A complete loss of the West Antarctic ice sheet would drive global sea levels up by about five metres, drowning coastal cities around the world. The current losses are doubling every decade, the scientists said, and sea level rise are now running at the extreme end of projections made just a few years ago.
The research, published in the journal Geophysical Research Letters, compared 800m satellite measurements of ice sheet height from 1992 to 2017 with weather information. This distinguished short-term changes owing to varying snowfall from long-term changes owing to climate.

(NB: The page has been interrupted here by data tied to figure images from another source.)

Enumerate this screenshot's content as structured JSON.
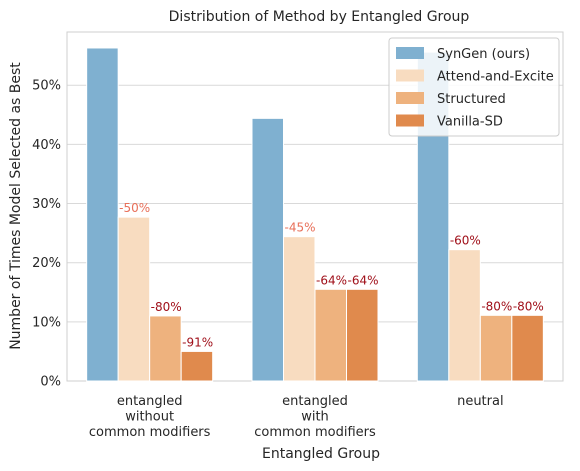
{
  "chart_data": {
    "type": "bar",
    "title": "Distribution of Method by Entangled Group",
    "xlabel": "Entangled Group",
    "ylabel": "Number of Times Model Selected as Best",
    "categories": [
      [
        "entangled",
        "without",
        "common modifiers"
      ],
      [
        "entangled",
        "with",
        "common modifiers"
      ],
      [
        "neutral"
      ]
    ],
    "ylim": [
      0,
      59
    ],
    "yticks": [
      0,
      10,
      20,
      30,
      40,
      50
    ],
    "ytick_labels": [
      "0%",
      "10%",
      "20%",
      "30%",
      "40%",
      "50%"
    ],
    "grid": true,
    "legend_position": "top-right",
    "series": [
      {
        "name": "SynGen (ours)",
        "color": "#7fb0d0",
        "values": [
          56.3,
          44.4,
          55.6
        ]
      },
      {
        "name": "Attend-and-Excite",
        "color": "#f8dcc0",
        "values": [
          27.7,
          24.4,
          22.2
        ]
      },
      {
        "name": "Structured",
        "color": "#eeb27e",
        "values": [
          11.0,
          15.5,
          11.1
        ]
      },
      {
        "name": "Vanilla-SD",
        "color": "#e08a4d",
        "values": [
          5.0,
          15.5,
          11.1
        ]
      }
    ],
    "annotations": [
      {
        "series": 1,
        "category": 0,
        "text": "-50%",
        "color": "#e8705a"
      },
      {
        "series": 2,
        "category": 0,
        "text": "-80%",
        "color": "#a0101a"
      },
      {
        "series": 3,
        "category": 0,
        "text": "-91%",
        "color": "#a0101a"
      },
      {
        "series": 1,
        "category": 1,
        "text": "-45%",
        "color": "#e8705a"
      },
      {
        "series": 2,
        "category": 1,
        "text": "-64%",
        "color": "#a0101a"
      },
      {
        "series": 3,
        "category": 1,
        "text": "-64%",
        "color": "#a0101a"
      },
      {
        "series": 1,
        "category": 2,
        "text": "-60%",
        "color": "#a0101a"
      },
      {
        "series": 2,
        "category": 2,
        "text": "-80%",
        "color": "#a0101a"
      },
      {
        "series": 3,
        "category": 2,
        "text": "-80%",
        "color": "#a0101a"
      }
    ]
  }
}
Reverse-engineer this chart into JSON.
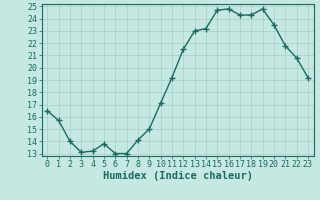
{
  "x": [
    0,
    1,
    2,
    3,
    4,
    5,
    6,
    7,
    8,
    9,
    10,
    11,
    12,
    13,
    14,
    15,
    16,
    17,
    18,
    19,
    20,
    21,
    22,
    23
  ],
  "y": [
    16.5,
    15.7,
    14.0,
    13.1,
    13.2,
    13.8,
    13.0,
    13.0,
    14.1,
    15.0,
    17.1,
    19.2,
    21.5,
    23.0,
    23.2,
    24.7,
    24.8,
    24.3,
    24.3,
    24.8,
    23.5,
    21.8,
    20.8,
    19.2
  ],
  "xlabel": "Humidex (Indice chaleur)",
  "ylim_min": 12.8,
  "ylim_max": 25.2,
  "xlim_min": -0.5,
  "xlim_max": 23.5,
  "yticks": [
    13,
    14,
    15,
    16,
    17,
    18,
    19,
    20,
    21,
    22,
    23,
    24,
    25
  ],
  "xticks": [
    0,
    1,
    2,
    3,
    4,
    5,
    6,
    7,
    8,
    9,
    10,
    11,
    12,
    13,
    14,
    15,
    16,
    17,
    18,
    19,
    20,
    21,
    22,
    23
  ],
  "line_color": "#1a6b5e",
  "marker": "+",
  "marker_size": 4,
  "marker_lw": 1.0,
  "bg_color": "#c5e8e2",
  "grid_color": "#aacfc8",
  "axis_label_fontsize": 7.5,
  "tick_fontsize": 6,
  "linewidth": 1.0
}
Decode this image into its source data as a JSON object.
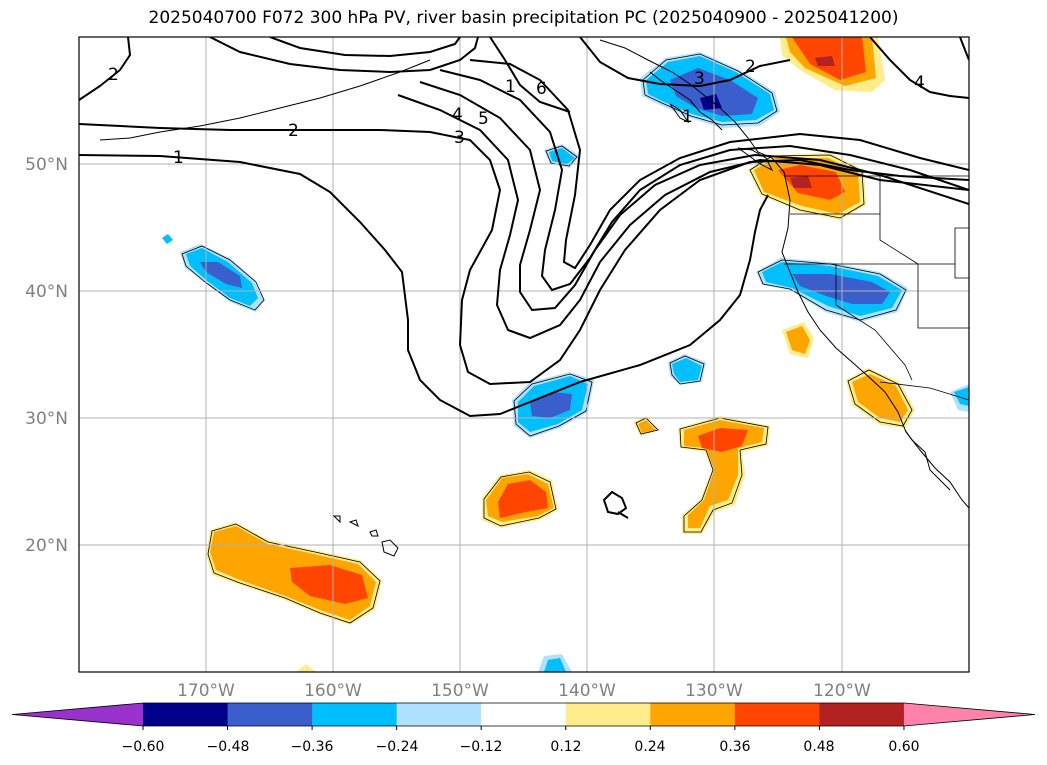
{
  "title": "2025040700 F072 300 hPa PV, river basin precipitation PC (2025040900 - 2025041200)",
  "lat_labels": [
    "50°N",
    "40°N",
    "30°N",
    "20°N"
  ],
  "lon_labels": [
    "170°W",
    "160°W",
    "150°W",
    "140°W",
    "130°W",
    "120°W"
  ],
  "pv_contour_labels": [
    "1",
    "2",
    "2",
    "3",
    "4",
    "5",
    "6",
    "1",
    "2",
    "4",
    "1",
    "3"
  ],
  "colorbar": {
    "tick_labels": [
      "−0.60",
      "−0.48",
      "−0.36",
      "−0.24",
      "−0.12",
      "0.12",
      "0.24",
      "0.36",
      "0.48",
      "0.60"
    ],
    "colors": [
      "#9932cc",
      "#00008b",
      "#3a5fcd",
      "#00bfff",
      "#b0e2ff",
      "#ffffff",
      "#ffec8b",
      "#ffa500",
      "#ff4500",
      "#b22222",
      "#ff82ab"
    ]
  },
  "chart_data": {
    "type": "map",
    "projection": "cylindrical",
    "extent": {
      "lon": [
        -180,
        -110
      ],
      "lat": [
        10,
        60
      ]
    },
    "grid": true,
    "contour_field": "300 hPa PV",
    "shaded_field": "river basin precipitation PC",
    "shading_levels": [
      -0.6,
      -0.48,
      -0.36,
      -0.24,
      -0.12,
      0.12,
      0.24,
      0.36,
      0.48,
      0.6
    ],
    "colorbar_extend": "both"
  }
}
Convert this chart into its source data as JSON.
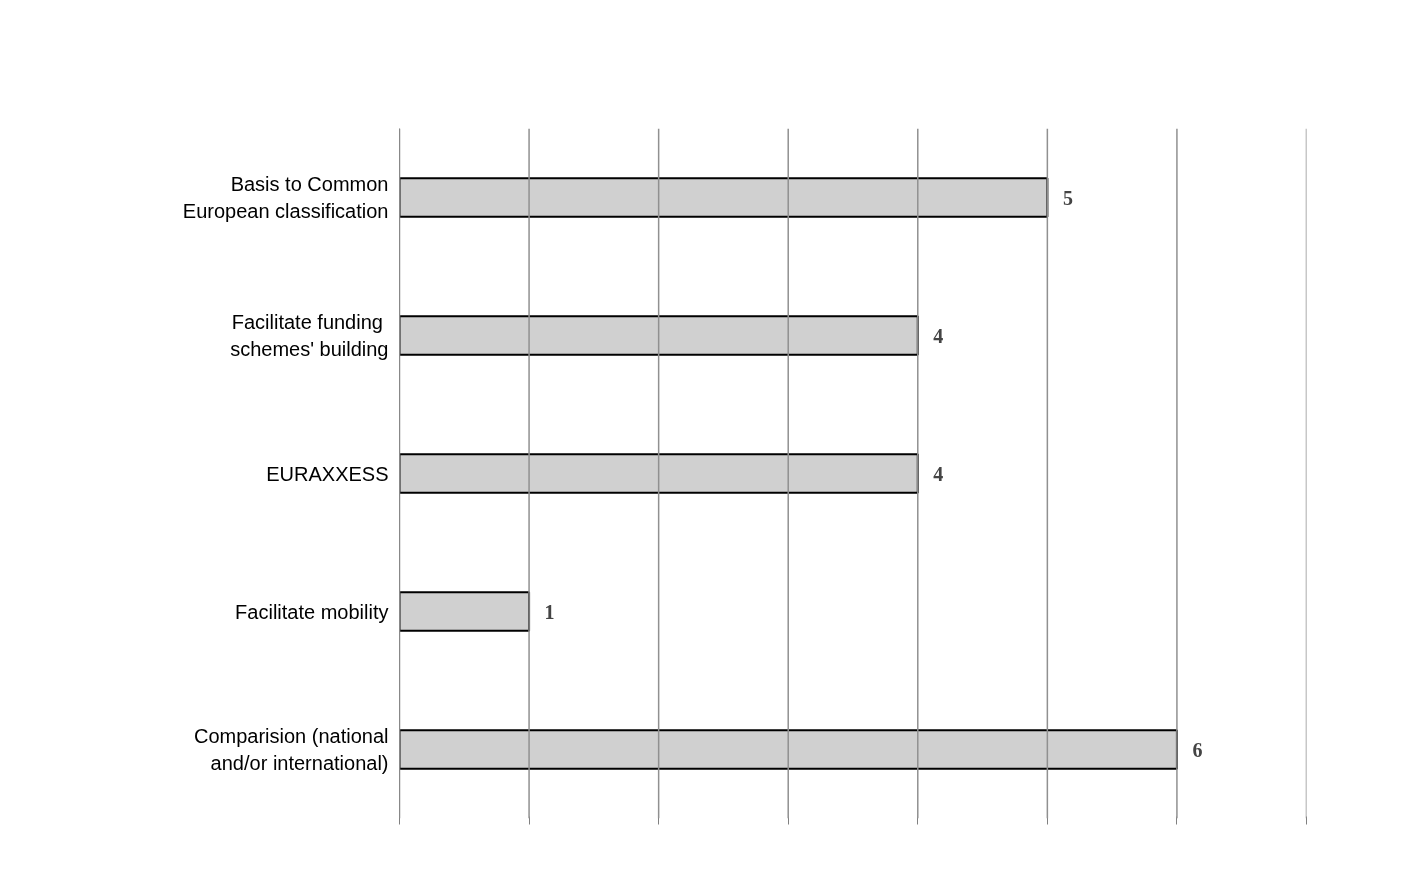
{
  "chart_data": {
    "type": "bar",
    "orientation": "horizontal",
    "categories": [
      "Basis to Common\nEuropean classification",
      "Facilitate funding \nschemes' building",
      "EURAXXESS",
      "Facilitate mobility",
      "Comparision (national\nand/or international)"
    ],
    "values": [
      5,
      4,
      4,
      1,
      6
    ],
    "color": "#d0d0d0",
    "data_labels": true,
    "xlim": [
      0,
      7
    ],
    "xticks": [
      {
        "value": 0,
        "label": null
      },
      {
        "value": 1,
        "label": null
      },
      {
        "value": 2,
        "label": null
      },
      {
        "value": 3,
        "label": null
      },
      {
        "value": 4,
        "label": null
      },
      {
        "value": 5,
        "label": null
      },
      {
        "value": 6,
        "label": null
      },
      {
        "value": 7,
        "label": null
      }
    ],
    "tick_labels": "y",
    "grid": "x"
  }
}
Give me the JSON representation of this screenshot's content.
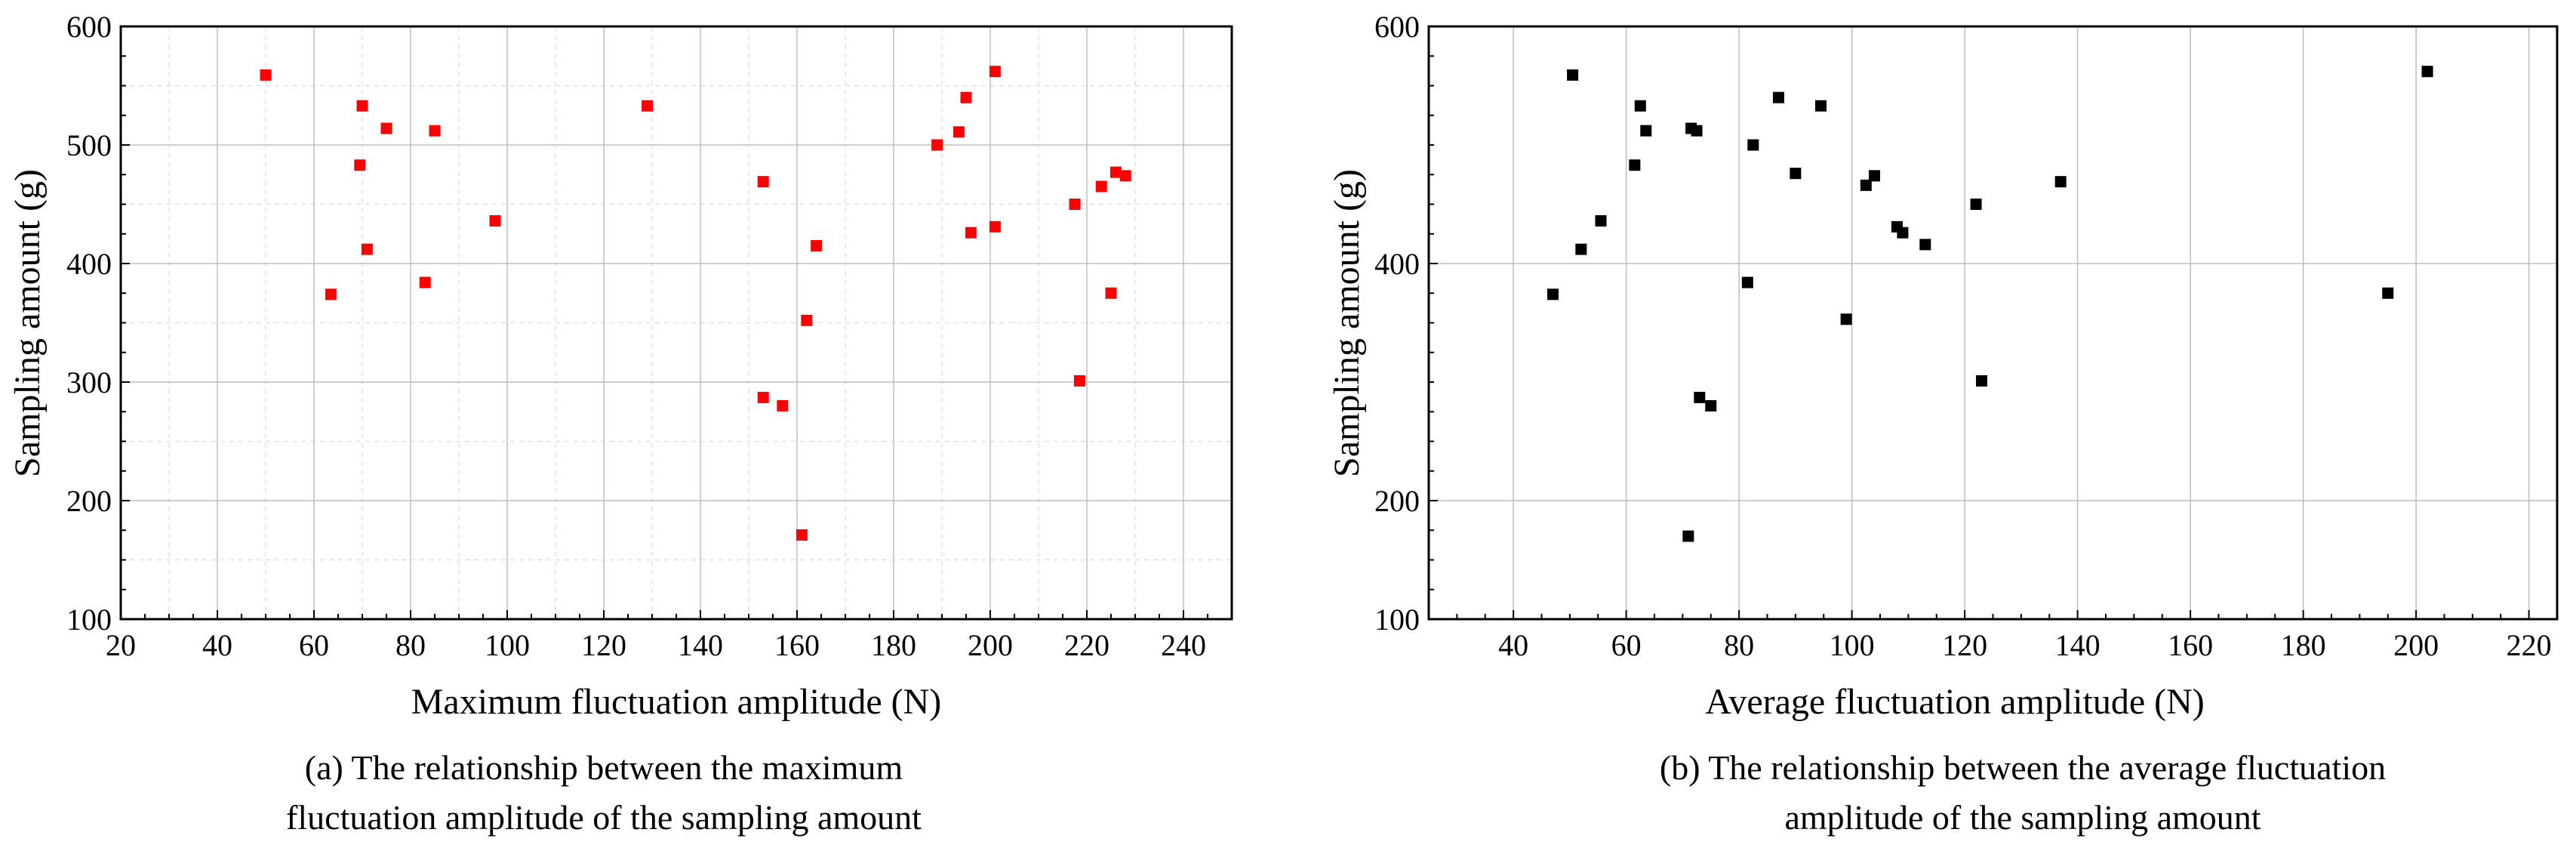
{
  "chart_data": [
    {
      "type": "scatter",
      "panel": "a",
      "caption_lines": [
        "(a) The relationship between the maximum",
        "fluctuation amplitude of the sampling amount"
      ],
      "xlabel": "Maximum fluctuation amplitude  (N)",
      "ylabel": "Sampling amount  (g)",
      "xlim": [
        20,
        250
      ],
      "ylim": [
        100,
        600
      ],
      "xticks": [
        20,
        40,
        60,
        80,
        100,
        120,
        140,
        160,
        180,
        200,
        220,
        240
      ],
      "yticks": [
        100,
        200,
        300,
        400,
        500,
        600
      ],
      "xminor_step": 10,
      "yminor_step": 50,
      "marker_color": "#ff0000",
      "points": [
        [
          50,
          559
        ],
        [
          63.5,
          374
        ],
        [
          69.5,
          483
        ],
        [
          70,
          533
        ],
        [
          71,
          412
        ],
        [
          75,
          514
        ],
        [
          83,
          384
        ],
        [
          85,
          512
        ],
        [
          97.5,
          436
        ],
        [
          129,
          533
        ],
        [
          153,
          469
        ],
        [
          153,
          287
        ],
        [
          157,
          280
        ],
        [
          161,
          171
        ],
        [
          162,
          352
        ],
        [
          164,
          415
        ],
        [
          189,
          500
        ],
        [
          193.5,
          511
        ],
        [
          195,
          540
        ],
        [
          196,
          426
        ],
        [
          201,
          562
        ],
        [
          201,
          431
        ],
        [
          217.5,
          450
        ],
        [
          218.5,
          301
        ],
        [
          223,
          465
        ],
        [
          225,
          375
        ],
        [
          226,
          477
        ],
        [
          228,
          474
        ]
      ]
    },
    {
      "type": "scatter",
      "panel": "b",
      "caption_lines": [
        "(b) The relationship between the average fluctuation",
        "amplitude of the sampling amount"
      ],
      "xlabel": "Average fluctuation amplitude  (N)",
      "ylabel": "Sampling amount  (g)",
      "xlim": [
        25,
        225
      ],
      "ylim": [
        100,
        600
      ],
      "xticks": [
        40,
        60,
        80,
        100,
        120,
        140,
        160,
        180,
        200,
        220
      ],
      "yticks": [
        100,
        200,
        400,
        600
      ],
      "marker_color": "#000000",
      "points": [
        [
          47,
          374
        ],
        [
          50.5,
          559
        ],
        [
          52,
          412
        ],
        [
          55.5,
          436
        ],
        [
          61.5,
          483
        ],
        [
          62.5,
          533
        ],
        [
          63.5,
          512
        ],
        [
          71,
          170
        ],
        [
          71.5,
          514
        ],
        [
          72.5,
          512
        ],
        [
          73,
          287
        ],
        [
          75,
          280
        ],
        [
          81.5,
          384
        ],
        [
          82.5,
          500
        ],
        [
          87,
          540
        ],
        [
          90,
          476
        ],
        [
          94.5,
          533
        ],
        [
          99,
          353
        ],
        [
          102.5,
          466
        ],
        [
          104,
          474
        ],
        [
          108,
          431
        ],
        [
          109,
          426
        ],
        [
          113,
          416
        ],
        [
          122,
          450
        ],
        [
          123,
          301
        ],
        [
          137,
          469
        ],
        [
          195,
          375
        ],
        [
          202,
          562
        ]
      ]
    }
  ]
}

“From a standing start in the 1990s, thinning has spread inland progressively over the past 25 years – that is rapid in glaciological terms,” said Prof Andy Shepherd, of Leeds University in the UK, who led the study. “The speed of drawing down ice from an ice sheet used to be spoken of in geological timescales, but that has now been replaced by people’s lifetimes.”
As with everything to do with AGW, it is the speed of the change that is the greatest concern, as this pattern lends itself to domino scenarios where you hit various tipping points and multiple negative (in terms of human and natural eco systems abilities to adapt) effects start to take place in rapid succession.